The second transfusion Lucy receives from John Seward has even more sensuality behind it. Seward's love for Lucy had not faltered since his fail proposal and when he had the opportunity to give her blood he was more than willing. As the transfusion begins, Seward speaks in his diary about the "feeling of personal pride" he felt as the color began to come back in Lucy's lips and cheeks. His emotions only get more intense as he says "No man knows…what it is to feel his own life-blood drawn into the veins of the woman he loves." It's very odd how much Seward seems to be enjoying this blood transfusion. Logically, a blood transfusion should be very physically draining and would cause much discomfort – another example of Stoker using blood as a method to confuse and further frighten the reader of his horror novel. Seward's obvious enjoyment of the situation is again seen when Van Helsing tells him that the operation is complete. "'Already?' I remonstrated. ‘You took a great deal more from Art.'" It wasn't until after the operation that Seward began to feel the affects – eerily similar to ones feeling after having an affair. The blood that Seward gave to Lucy was not only blood, but some of the passion and love that he has for her. Van Helsing is aware of this when he tells John that "…nothing must be said of this. If our young lover should show up…no word to him. It would…frighten him and enjealous him…" Again, it is shown that the transfusion is more than just a transfusion. Why should Arthur Holmwood be jealous if Seward potentially saved his fiancés life by giving her blood? Stoker is conveying that the blood is not only a physical object, but also a tremendous emotional object.
The most vibrantly illustrated scene in the novel and a tremendous example of Stoker's symbolism is the infamous "vampire baptism" of Mina Harker. This scene is the essence of Stoker's attempt to emotionally confuse and discomfort the reader. As the scene begins Stoker paints a picture of the Count pressing Mina's face to his bare, bleeding chest. As the scene continues it becomes even more erotic and sexual and even more disturbing. "With his left had he held both Mrs. Harker's hands, keeping them away with her arms at full tension; his right hand gripped her by the back of the neck, forcing her face down on his bosom." The sensuality and terror only elevates as the description continues; Seward describes Mina's nightdress as "smeared with blood" as a "thin stream trickled down the man's bare breast." When Dracula turns and notices the intruders "his eyes flamed red with devilish passion…" This initiation is one of the most disturbing moments in the story because it intertwines two complete polar opposites – violence and sex. The terror that is described in the scene is almost comparable to that of a rape. It troubles the reader because a beautiful, sacred act like sex is being exploited and abused by Dracula when he forces Mina to suck his chest. The conflicting actions in the scene are what Stoker used to distress the reader and disturb their feelings.
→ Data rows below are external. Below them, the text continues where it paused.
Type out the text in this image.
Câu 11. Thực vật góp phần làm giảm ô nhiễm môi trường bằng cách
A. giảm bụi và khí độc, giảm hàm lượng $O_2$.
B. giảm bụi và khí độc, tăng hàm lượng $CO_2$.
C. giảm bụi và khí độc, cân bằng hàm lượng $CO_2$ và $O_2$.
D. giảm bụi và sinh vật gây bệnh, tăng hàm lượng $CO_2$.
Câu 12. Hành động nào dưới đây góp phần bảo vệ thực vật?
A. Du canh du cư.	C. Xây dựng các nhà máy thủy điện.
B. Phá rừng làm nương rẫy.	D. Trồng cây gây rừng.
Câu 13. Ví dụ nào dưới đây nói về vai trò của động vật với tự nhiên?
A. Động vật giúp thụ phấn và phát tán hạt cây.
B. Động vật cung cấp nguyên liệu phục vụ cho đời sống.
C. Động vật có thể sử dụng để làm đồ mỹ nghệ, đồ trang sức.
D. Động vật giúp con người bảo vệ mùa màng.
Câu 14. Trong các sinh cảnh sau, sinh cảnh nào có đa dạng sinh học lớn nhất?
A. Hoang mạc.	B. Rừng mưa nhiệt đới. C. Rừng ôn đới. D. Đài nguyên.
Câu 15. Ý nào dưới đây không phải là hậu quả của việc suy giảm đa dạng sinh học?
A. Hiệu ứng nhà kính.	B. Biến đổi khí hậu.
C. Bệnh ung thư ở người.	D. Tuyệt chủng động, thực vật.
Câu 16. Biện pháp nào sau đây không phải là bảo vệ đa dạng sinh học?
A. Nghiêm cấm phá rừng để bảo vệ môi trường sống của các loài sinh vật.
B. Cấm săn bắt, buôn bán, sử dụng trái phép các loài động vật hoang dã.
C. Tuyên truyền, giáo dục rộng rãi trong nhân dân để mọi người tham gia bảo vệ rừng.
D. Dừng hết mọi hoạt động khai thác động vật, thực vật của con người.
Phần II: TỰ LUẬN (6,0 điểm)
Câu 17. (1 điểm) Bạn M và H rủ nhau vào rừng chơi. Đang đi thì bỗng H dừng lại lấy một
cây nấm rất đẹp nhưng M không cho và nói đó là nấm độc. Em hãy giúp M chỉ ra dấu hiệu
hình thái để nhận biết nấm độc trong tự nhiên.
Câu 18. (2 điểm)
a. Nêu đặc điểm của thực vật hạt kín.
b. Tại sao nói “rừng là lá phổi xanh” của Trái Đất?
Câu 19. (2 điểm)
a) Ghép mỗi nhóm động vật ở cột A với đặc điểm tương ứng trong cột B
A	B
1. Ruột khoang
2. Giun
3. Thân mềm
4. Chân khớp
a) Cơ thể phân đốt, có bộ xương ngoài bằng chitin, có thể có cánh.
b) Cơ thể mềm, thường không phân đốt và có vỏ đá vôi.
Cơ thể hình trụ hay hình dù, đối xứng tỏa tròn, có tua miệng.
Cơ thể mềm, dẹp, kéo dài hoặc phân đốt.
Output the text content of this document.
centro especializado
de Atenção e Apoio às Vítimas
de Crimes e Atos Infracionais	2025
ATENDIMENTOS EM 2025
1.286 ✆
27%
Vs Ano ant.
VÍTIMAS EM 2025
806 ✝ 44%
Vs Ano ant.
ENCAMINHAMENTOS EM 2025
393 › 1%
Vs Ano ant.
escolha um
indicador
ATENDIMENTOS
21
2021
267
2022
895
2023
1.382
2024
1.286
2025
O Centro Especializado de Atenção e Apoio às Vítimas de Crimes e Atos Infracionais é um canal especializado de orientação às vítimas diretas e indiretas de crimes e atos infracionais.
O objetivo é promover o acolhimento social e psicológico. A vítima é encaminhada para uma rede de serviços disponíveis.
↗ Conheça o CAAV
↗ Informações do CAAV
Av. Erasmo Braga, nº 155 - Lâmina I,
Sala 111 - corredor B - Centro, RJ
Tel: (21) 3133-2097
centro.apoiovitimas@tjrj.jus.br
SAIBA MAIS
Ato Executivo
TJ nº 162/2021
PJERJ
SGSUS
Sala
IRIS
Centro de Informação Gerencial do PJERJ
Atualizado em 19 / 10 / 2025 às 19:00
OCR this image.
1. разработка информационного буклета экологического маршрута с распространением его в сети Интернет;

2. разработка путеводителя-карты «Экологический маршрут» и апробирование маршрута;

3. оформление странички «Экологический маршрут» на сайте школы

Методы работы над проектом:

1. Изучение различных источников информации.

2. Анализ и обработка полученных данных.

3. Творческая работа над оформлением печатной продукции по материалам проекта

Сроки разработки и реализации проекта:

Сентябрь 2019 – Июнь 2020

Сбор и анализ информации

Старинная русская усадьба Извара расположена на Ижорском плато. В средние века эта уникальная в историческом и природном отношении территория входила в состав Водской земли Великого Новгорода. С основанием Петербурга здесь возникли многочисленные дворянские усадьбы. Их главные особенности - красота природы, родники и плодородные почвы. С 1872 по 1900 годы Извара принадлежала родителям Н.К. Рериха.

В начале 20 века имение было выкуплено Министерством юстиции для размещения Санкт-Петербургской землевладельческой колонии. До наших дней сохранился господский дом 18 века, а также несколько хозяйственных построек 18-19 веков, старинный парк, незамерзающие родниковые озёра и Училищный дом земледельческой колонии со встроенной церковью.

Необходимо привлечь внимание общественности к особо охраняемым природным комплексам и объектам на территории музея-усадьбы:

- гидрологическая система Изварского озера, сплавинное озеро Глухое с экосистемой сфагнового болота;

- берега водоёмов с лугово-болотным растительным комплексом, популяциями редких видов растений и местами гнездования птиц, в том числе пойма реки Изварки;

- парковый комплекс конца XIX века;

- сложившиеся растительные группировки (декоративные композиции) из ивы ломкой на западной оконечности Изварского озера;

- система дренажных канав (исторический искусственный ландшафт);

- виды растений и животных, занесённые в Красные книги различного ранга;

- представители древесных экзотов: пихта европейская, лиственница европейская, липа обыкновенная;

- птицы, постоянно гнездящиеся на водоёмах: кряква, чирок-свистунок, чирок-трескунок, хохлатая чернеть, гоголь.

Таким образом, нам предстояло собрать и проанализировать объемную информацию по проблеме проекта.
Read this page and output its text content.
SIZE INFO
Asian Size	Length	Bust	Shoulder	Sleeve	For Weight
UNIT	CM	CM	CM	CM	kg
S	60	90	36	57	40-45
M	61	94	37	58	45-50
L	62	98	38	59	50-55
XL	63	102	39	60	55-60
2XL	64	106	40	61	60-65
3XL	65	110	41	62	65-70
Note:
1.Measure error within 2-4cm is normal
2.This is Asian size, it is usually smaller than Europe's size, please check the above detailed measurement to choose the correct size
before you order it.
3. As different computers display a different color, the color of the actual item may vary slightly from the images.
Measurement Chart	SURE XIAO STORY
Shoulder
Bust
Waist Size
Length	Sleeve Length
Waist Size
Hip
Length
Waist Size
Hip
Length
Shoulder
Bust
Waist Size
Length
Stoker's objective with using blood as the main symbol is to confuse and distress readers. He used the blood – the blood that in traditional folklore meant so many terrible, disturbing things and made the blood the basis of passion and sex in this novel. The blood that most Dracula readers are expecting to read about – the blood that is full of violent, brutal attacks and used to feed the terrible monsters that stalk the night and feed upon children is now the blood that when shared between two people is sacred and brings them closer together. Using this unique and macabre way of introducing sex and passion into the novel makes this horror novel – to Stoker's delight – even more gruesome and terrifying.